It has been a long wait for diver Rylan Wiens to make his Olympic debut.
The 19-year-old from Pike Lake will finally take to the pool on the last weekend of Tokyo 2020, when his 10-metre platform diving competition gets underway.
Wiens punched his ticket to Tokyo in the perfect way, securing qualification on Canada Day.
“When we went in there, we were expecting a battle from the top three athletes for the two spots we had qualified for,” Wiens said before the Games. “What we came out with was a battle pretty much to the last dive.”
Wiens burst onto the international scene when he made a splash, or not in this case, at the FINA World Cup in Tokyo earlier this year, taking bronze.
That result secured a second place for Team Canada at the Olympics, a place he made his own with a score of 983.05 at the trials.
“It’s always been a super competitive event,” Wiens said. “There’s always been a lot of good athletes, lots of people that have a shot of making it.
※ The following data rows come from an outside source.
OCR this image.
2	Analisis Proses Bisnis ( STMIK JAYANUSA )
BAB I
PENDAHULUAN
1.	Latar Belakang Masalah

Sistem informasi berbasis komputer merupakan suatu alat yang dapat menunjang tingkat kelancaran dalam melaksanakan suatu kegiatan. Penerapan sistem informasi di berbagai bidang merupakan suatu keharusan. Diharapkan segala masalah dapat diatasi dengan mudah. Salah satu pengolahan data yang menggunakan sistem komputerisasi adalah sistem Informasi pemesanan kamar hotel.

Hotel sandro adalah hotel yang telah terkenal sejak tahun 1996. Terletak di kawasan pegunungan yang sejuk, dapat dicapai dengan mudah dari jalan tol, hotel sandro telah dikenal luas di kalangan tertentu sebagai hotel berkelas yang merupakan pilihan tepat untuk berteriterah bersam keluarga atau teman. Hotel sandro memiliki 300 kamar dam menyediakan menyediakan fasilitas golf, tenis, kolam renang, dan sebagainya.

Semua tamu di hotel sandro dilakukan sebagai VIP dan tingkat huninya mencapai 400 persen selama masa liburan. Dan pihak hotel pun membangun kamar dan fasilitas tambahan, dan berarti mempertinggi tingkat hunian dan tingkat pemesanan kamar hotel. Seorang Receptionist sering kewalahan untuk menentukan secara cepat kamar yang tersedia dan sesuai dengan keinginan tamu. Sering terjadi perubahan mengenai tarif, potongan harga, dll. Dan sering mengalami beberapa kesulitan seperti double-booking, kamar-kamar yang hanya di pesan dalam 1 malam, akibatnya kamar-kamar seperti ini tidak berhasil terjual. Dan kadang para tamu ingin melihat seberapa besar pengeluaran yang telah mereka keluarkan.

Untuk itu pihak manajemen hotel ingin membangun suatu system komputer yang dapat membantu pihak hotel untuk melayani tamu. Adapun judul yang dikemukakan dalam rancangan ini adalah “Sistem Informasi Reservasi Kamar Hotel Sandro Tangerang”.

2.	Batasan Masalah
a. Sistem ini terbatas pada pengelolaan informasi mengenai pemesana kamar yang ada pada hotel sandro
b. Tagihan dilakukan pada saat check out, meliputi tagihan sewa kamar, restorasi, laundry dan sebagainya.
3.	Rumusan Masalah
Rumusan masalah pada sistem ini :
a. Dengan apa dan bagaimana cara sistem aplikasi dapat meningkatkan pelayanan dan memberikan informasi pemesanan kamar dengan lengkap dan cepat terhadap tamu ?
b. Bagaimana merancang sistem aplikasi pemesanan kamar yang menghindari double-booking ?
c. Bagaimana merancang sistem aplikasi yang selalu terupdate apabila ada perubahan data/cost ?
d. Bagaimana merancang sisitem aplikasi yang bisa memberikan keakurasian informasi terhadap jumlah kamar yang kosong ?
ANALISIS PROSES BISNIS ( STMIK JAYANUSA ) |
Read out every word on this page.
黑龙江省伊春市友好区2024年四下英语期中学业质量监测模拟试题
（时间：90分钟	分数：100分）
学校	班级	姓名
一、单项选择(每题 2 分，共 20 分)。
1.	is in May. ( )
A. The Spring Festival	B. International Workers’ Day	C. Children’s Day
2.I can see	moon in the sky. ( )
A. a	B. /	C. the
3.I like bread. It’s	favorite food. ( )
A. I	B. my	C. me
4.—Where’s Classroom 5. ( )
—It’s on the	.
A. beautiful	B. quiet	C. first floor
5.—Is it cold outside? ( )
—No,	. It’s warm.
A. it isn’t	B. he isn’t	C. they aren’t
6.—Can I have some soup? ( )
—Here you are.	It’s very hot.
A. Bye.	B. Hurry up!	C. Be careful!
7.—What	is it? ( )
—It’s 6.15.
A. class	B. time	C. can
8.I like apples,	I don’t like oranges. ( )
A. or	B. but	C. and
“It’s just whoever who is best on the day.”
Wiens, now living in Saskatoon, first got into the sport at the age of just six, and was already atop the podium by age 10 when he won his first junior national title.
“I started swimming lessons in Pike Lake. But after that I did some diving in my grandpa’s pool, just for fun,” he said.
“I joined a diving camp at the Harry Bailey (Aquatic Centre) in Saskatoon. Then after that I moved over to the Shaw Centre when it was built. I’ve been there ever since.”
There is some benefit to Wiens’ competition being one of the last to start in Japan.
“Because I compete near the end, hopefully I’ll be able to attend the closing ceremony because that would be something pretty cool,” Wiens said.
It is due to Wiens’ slimmer body type that he competes in the 10-metre event rather than the three-metre springboard.
That means the Saskatoon product will be in a stacked field, including Chinese favourites Cao Yuan and Yang Jian, Great Britain’s Tom Daley, the Russian Olympic Committee’s Aleksandr Bondar and Canadian No. 1 Nathan Zsombor-Murray.
It promises to be quite the contest, and rather than becoming an armchair diving expert, the 19-year-old offered some advice to everyone at home.
“Turn on the TV and enjoy the entertainment,” he joked.
The 10-metre platform qualifiers get underway at midnight on Friday, and the final goes at midnight Saturday.